On 5/3/2014 12:50 AM, Steven D'Aprano wrote:
> On Fri, May 02, 2014 at 10:27:56PM -0400, Terry Reedy wrote:
>
>> If the rules for identifiers are expanded, any code the uses newly
>> allowed names cannot be backported or run on previous versions. In
>> contracted, the opposite problem occurs. I do not think they should be
>> changed either way without a strong cause.
>
> That applies to any new feature -- code using that feature cannot be
> easily backported. In this case, it's actually quite simple to backport
> code using the new rules for identifiers: just change the identifiers.
> The algorithm used by the code remains that same.

It appears that I consider lexicography more 'fundamental' in some sense 
than you do. But lets skip over this.

>>>  From 2.3. Identifiers and keywords
>>> "The syntax of identifiers in Python is based on the Unicode standard
>>> annex UAX-31, with elaboration and changes as defined below; see also
>>> PEP 3131 for further details."

Without reading the annex, I cannot tell which part of the 'below' 
actually defines a 'change', as opposed to an 'elaboration' 
(explanation). I have no idea whether the unknown changes are additions, 
deletions, or merely selections of options.

>> In other words, we use the standard with a few intentional
>> modifications.
>
> Playing Devil's Advocate, perhaps we could add a few more intentional
> modifications.

Or perhaps not, depending on what the modifications actually are and 
what the reasons were.

> While there are advantages to following a standard just for the sake of
> following a standard, once you allow any changes, you're no longer
> following the standard. So the argument becomes, why should we allow
> that change but not this change?

Nick recently argued, very similarly, that having restored string 'u' 
prefixes was a reason to restore dict.iterxyz methods. You agreed with 
me that there were good reasons why B did not follow from A.

To properly compare current and proposed changes, we must know the 
current 'modifications and changes', their reasons and effects, and the 
proposed changes and their reasons (any real parallels) and likely 
effects. If you were to do the research, I would be willing to discuss.

> Particularly for mathematically-focused code, I think it would be useful
> to be able to use identifiers like (say) σ² for variance, g₁ for sample
> skewness, or β₂ for Pearson's skewness, to give a few real-world
> examples. Regular digits may be ambiguous: compare s₁² for the sample
> variance with Bessel's correction, versus s12. (s twelve?)

I agree that there are good uses for this restricted set of additions. 
Would you allow super/subscripts as prefixes rather than suffixes? I 
presume not since we already disallow initial numbers.

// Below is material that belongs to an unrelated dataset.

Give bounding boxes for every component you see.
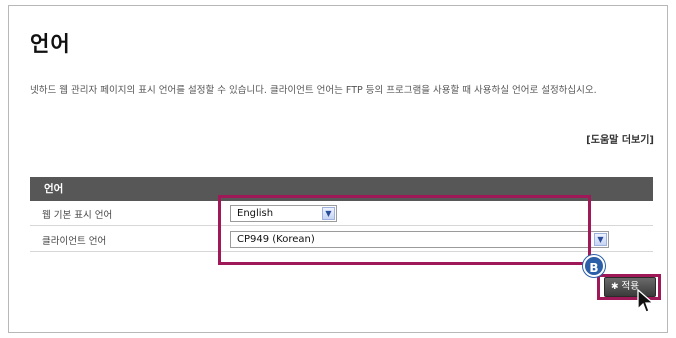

> I'm going to give a tentative +1 vote to allowing superscript and
> subscript letters and digits in identifiers, if it can be done without
> excessive cost in complexity or performance.

Would you consider doubling the cost of checking each character (a 
reasonable estimate, I think) excessive or not?

 > Anything else, like (say) ⑤ (CIRCLED DIGIT FIVE),
 > I will give a firm -1.

-- 
Terry Jan Reedy